Monday's Molecule #58

 
This is one example of a very common molecule found in every cell. You have to give us the common name of this molecule and identify the species. You'll be pleased to know that I don't need the systematic IUPAC name for this one.

There's a direct connection between this molecule and Wednesday's Nobel Laureate. Your task is to figure out the significance of today's molecule and identify the Nobel Laureate who studied its function. (Hint: The Nobel Laureate is a Canadian—there aren't very many Canadian Nobel Laureates so this is a very big hint.)

The reward goes to the person who correctly identifies the molecule and the Nobel Laureate. Previous winners are ineligible for one month from the time they first collected the prize. There is one ineligible candidates for this week's reward because Sandwalk readers were not very successful in December. The prize is a free lunch at the Faculty Club.

THEME:

Nobel Laureates
Send your guess to Sandwalk (sandwalk(at)bioinfo.med.utoronto.ca) and I'll pick the first email message that correctly identifies the molecule and the Nobel Laureate. Note that I'm not going to repeat Nobel Laureates so you might want to check the list of previous Sandwalk postings.

Correct responses will be posted tomorrow along with the time that the message was received on my server. I may select multiple winners if several people get it right.

Comments will be blocked for 24 hours. Comments are now open.

UPDATE: We have a winner! This one proved to be far more difficult than I imagined. Everyone got the Nobel Laureate (Sidney Altman) but very few people got the molecule correct. Some people failed to identify the species correctly even though I specifically asked for the species. Most people said that the molecule is RNase P but that isn't quite correct.
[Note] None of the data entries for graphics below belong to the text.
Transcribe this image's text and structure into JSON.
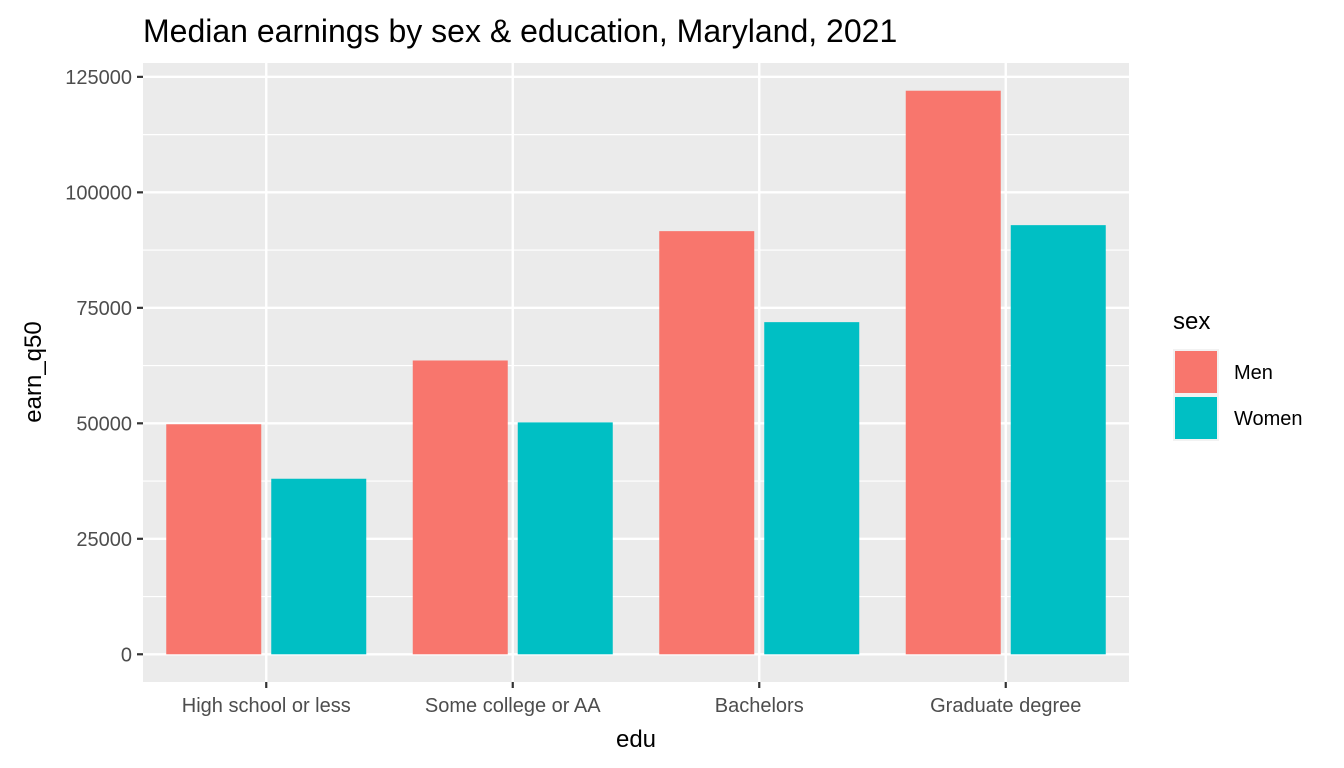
{
  "chart_data": {
    "type": "bar",
    "title": "Median earnings by sex & education, Maryland, 2021",
    "xlabel": "edu",
    "ylabel": "earn_q50",
    "categories": [
      "High school or less",
      "Some college or AA",
      "Bachelors",
      "Graduate degree"
    ],
    "series": [
      {
        "name": "Men",
        "color": "#F8766D",
        "values": [
          49800,
          63600,
          91600,
          122000
        ]
      },
      {
        "name": "Women",
        "color": "#00BFC4",
        "values": [
          38000,
          50200,
          71900,
          92900
        ]
      }
    ],
    "yticks": [
      0,
      25000,
      50000,
      75000,
      100000,
      125000
    ],
    "ytick_labels": [
      "0",
      "25000",
      "50000",
      "75000",
      "100000",
      "125000"
    ],
    "ylim": [
      -6000,
      128000
    ],
    "grid": true,
    "legend": {
      "title": "sex",
      "position": "right"
    },
    "colors": {
      "panel": "#EBEBEB",
      "grid": "#FFFFFF",
      "tick_text": "#4D4D4D"
    }
  }
}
The molecule is the M1 RNA subunit of RNase P from E. coli. The other subunit is a small protein called the C5 protein cofactor. This RNA is sometimes called RNA P and that would have been an acceptable answer.

Only one person got everything right and that response just arrived a few minutes ago. Congratulations to PonderingFool for knowing that the molecule was the M1 RNA component of E, coli RNase P and the Nobel Laureate is Sidney Altman.



1 comment :

  1. Cool, I won. Wasn't able to visit the site until this morning and submitted I guess right before the cut off. Was aided by the fact I hear a talk last week on RNase P. See kids, going to seminars does pay off.

    Sorry won't be able to make lunch. Perhaps you can take a deserving young scientist in my place.